The Security Network: bring local solutions to the country at large

 - 
Wednesday, March 1, 2006

SAN DIEGO--When it comes to homeland security, government and industry simply don't communicate well enough. So believes Lockheed Martin Orincon president Lou Kelly. But, through his position as director of the Security Network, a San Diego-based non-profit, he's trying to change that. "If you look at the research that [the Department of Homeland Security is] doing, there is no bridge between the research that they're expending and the industry."
"A lot of people," said Kelly, "confuse [the Department of Defense] with DHS, [believing they] have the same kind of capability. But really they're quite different. DOD has the ability to understand what the long-term requirements of the Navy, Army, etc., are within their structure, to fund the research, and to employ the new products in their own marketplace.

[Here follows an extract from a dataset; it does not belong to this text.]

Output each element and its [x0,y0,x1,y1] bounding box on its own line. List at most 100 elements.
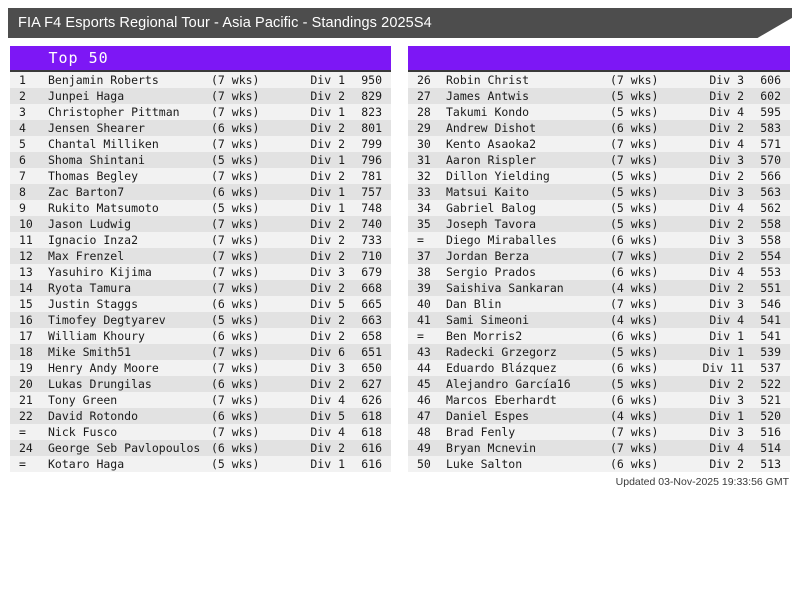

"But if you look at DHS, they can spend the money to do the research, but about 90 percent of the user community doesn't fall within their four walls. Around 90 percent of all the critical infrastructure is within the private sector."
The power plants, industrial facilities, oil processing facilities and more that are so important to protect from terrorists are not under the control of Homeland Security and thus can't communicate with a unified front what products and processes they most need to be developed.
"So [the Security Network is] looking to bring together the federal, state, and local entities that are deployed [in San Diego], along with the private sector stakeholders, along with the suppliers," said Kelly, to get them talking about reducing the duplication of effort.
"San Diego is unique," said William Lynch, vice president at ProAssociates, a firm that finances the security market and which is a founding partner in the Security Network. "It's got a nuclear plant, the busiest border crossing, the military industrial complex; it's got telecom, it's really a microcosm of the country at large...If you can figure out how to secure San Diego, you can take that and apply it to other regions. We're trying to avoid the Swiss-cheese effect - take off on the convergence, team building and collaboration."
Currently, roughly a year into to operations, the Network is at the level of organizing their now annual Security Summit, holding quarterly briefing sessions and putting together working groups. This year, however, the port security working group--which includes the local Coast Guard second-in-command, an industry representative, and local government officials--hopes to chart a course of action that would not only be an enhancement to the San Diego port, but would apply to ports throughout the United States. Then, said Kelly, they'll ask DHS to fund the program so that Security Network could validate that plan.
"Then we can demonstrate how this organization can improve the national situation," said Kelly.